Back-up-Power aus der Erde
Martin Saar ist Professor für Geothermische Energie und Geofluide im Departement der Erd- und Planetenwissenschaften an der ETH Zürich. Er und seine Gruppe forschen ebenfalls daran, wie man geothermische Systeme verbessern kann. Dabei verfolgen sie eine innovative Idee: Statt mit Einpressen von Wasser Risse im Gestein zu erzeugen, planen sie ganze geschlossene Rohrsysteme tief in den Untergrund zu bohren.
Dies funktioniert unabhängig von der Geologie und beinhaltet lediglich die üblichen, minimalen Erdbebenrisiko von Untergrundbohrungen. Durch die Rohre soll dann nicht Wasser, sondern CO₂ zirkulieren, was den Wirkungsgrad des geothermischen Kraftwerkes erhöht. Im tiefen Untergrund erwärmt sich das CO₂, dehnt sich aus und steigt selbstständig auf, wo es direkt in einer Turbine expandiert wird, um Strom zu erzeugen. Da diese sogenannten deep closed-loop Advanced Geothermal Systems (AGS) einen geschlossenen Kreislauf darstellen, haben sie keinerlei operativen CO₂-Emissionen.

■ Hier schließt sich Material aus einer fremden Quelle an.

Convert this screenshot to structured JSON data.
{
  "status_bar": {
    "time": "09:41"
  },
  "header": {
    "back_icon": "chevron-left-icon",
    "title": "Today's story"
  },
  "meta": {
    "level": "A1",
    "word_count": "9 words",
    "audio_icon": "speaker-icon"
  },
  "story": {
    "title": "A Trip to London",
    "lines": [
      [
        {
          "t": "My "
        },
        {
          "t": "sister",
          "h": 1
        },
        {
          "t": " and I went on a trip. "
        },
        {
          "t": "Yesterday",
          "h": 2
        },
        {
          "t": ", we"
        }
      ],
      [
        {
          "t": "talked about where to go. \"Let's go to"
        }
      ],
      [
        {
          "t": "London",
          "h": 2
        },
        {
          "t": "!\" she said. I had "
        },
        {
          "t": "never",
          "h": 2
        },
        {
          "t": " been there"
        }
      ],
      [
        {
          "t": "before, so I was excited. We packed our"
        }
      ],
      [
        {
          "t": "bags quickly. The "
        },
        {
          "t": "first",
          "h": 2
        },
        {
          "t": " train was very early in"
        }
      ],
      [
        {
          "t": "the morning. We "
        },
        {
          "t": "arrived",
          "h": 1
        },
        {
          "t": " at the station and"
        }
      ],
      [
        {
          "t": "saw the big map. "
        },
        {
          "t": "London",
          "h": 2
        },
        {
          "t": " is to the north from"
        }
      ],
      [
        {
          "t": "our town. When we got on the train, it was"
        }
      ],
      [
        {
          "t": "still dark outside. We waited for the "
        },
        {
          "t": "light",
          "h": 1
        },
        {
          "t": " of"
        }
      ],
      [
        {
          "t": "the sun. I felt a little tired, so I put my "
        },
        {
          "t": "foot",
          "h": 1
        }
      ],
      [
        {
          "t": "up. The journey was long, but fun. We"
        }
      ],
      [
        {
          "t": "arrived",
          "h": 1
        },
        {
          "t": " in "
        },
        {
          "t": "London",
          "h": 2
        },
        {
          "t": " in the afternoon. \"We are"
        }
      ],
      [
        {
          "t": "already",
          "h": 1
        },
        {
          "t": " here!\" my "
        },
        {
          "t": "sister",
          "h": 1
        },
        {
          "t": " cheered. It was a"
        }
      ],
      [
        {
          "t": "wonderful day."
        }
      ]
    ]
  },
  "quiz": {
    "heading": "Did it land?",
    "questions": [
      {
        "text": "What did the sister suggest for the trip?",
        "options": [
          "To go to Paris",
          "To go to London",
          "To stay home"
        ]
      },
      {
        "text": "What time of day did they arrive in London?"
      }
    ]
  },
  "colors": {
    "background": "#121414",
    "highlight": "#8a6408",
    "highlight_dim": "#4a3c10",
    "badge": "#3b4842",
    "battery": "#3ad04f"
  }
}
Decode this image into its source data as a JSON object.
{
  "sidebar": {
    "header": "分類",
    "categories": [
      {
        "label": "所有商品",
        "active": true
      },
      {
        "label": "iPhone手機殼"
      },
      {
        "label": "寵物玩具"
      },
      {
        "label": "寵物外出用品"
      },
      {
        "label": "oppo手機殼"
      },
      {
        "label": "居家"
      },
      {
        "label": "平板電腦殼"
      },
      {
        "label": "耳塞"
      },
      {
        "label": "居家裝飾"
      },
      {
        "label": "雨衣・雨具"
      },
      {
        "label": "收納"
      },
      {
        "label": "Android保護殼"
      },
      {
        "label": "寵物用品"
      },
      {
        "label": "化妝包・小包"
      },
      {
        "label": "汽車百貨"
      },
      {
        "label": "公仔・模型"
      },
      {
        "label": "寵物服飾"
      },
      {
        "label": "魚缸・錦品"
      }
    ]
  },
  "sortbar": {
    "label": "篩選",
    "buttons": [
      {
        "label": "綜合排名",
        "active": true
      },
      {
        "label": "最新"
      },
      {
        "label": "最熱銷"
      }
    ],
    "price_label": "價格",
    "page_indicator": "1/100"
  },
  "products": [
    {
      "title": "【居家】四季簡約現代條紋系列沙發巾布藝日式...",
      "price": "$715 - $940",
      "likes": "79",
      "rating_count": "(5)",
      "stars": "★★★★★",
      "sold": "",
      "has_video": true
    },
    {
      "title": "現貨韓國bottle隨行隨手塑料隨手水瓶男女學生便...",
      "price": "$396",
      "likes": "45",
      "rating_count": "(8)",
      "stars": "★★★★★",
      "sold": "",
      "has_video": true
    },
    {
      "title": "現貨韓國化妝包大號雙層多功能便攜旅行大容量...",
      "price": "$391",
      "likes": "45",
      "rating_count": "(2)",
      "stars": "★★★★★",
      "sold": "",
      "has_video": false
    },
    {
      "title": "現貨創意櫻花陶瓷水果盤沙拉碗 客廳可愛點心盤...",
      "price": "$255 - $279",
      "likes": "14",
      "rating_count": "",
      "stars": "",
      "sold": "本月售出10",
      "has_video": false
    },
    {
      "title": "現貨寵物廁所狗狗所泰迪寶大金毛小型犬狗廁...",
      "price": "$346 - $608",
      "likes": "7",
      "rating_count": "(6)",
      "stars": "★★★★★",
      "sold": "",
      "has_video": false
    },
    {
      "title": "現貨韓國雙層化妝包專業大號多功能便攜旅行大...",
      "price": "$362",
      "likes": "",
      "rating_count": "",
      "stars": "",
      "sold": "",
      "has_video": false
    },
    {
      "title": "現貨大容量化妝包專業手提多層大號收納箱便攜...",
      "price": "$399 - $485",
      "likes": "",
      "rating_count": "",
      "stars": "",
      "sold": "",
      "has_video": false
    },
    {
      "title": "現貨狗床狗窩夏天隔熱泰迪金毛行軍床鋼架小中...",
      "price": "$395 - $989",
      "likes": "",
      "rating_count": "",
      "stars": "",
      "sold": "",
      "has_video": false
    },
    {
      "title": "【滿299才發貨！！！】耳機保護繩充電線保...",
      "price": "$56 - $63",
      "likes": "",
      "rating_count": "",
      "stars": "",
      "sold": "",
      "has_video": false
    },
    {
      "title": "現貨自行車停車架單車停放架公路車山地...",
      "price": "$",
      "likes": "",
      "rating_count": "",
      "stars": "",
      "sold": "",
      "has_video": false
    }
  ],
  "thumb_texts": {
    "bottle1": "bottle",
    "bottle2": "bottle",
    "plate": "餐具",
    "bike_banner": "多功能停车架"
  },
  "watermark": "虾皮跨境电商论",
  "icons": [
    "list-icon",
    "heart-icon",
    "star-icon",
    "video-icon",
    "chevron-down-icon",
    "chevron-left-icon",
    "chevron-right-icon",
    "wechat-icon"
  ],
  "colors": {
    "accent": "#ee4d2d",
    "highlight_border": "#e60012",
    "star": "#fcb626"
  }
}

AGS könnten in Zeiten ohne Sonne und Wind eine zuverlässige Energiequelle bieten und als «Backup-Power» fungieren. «Angesichts des steigenden Strombedarfs im Winter könnten AGS eine klimafreundliche Alternative zu CO₂-intensiven Reservegaskraftwerken sein, die derzeit diskutiert werden», so Saar.
Ein Nachteil sind heute jedoch noch die hohen Bohrkosten. Doch es besteht Hoffnung, denn die Kosten von traditionellem Rotary-Bohren konnten in den letzten Jahren signifikant gesenkt werden. Zudem wird weltweit, auch in Saars Gruppe, an modernen, kontaktlosen Bohrverfahren gearbeitet, wie mit Blitzen oder Mikrowellen, was die Kosten des Tiefbohrens zukünftig enorm verringern könnte.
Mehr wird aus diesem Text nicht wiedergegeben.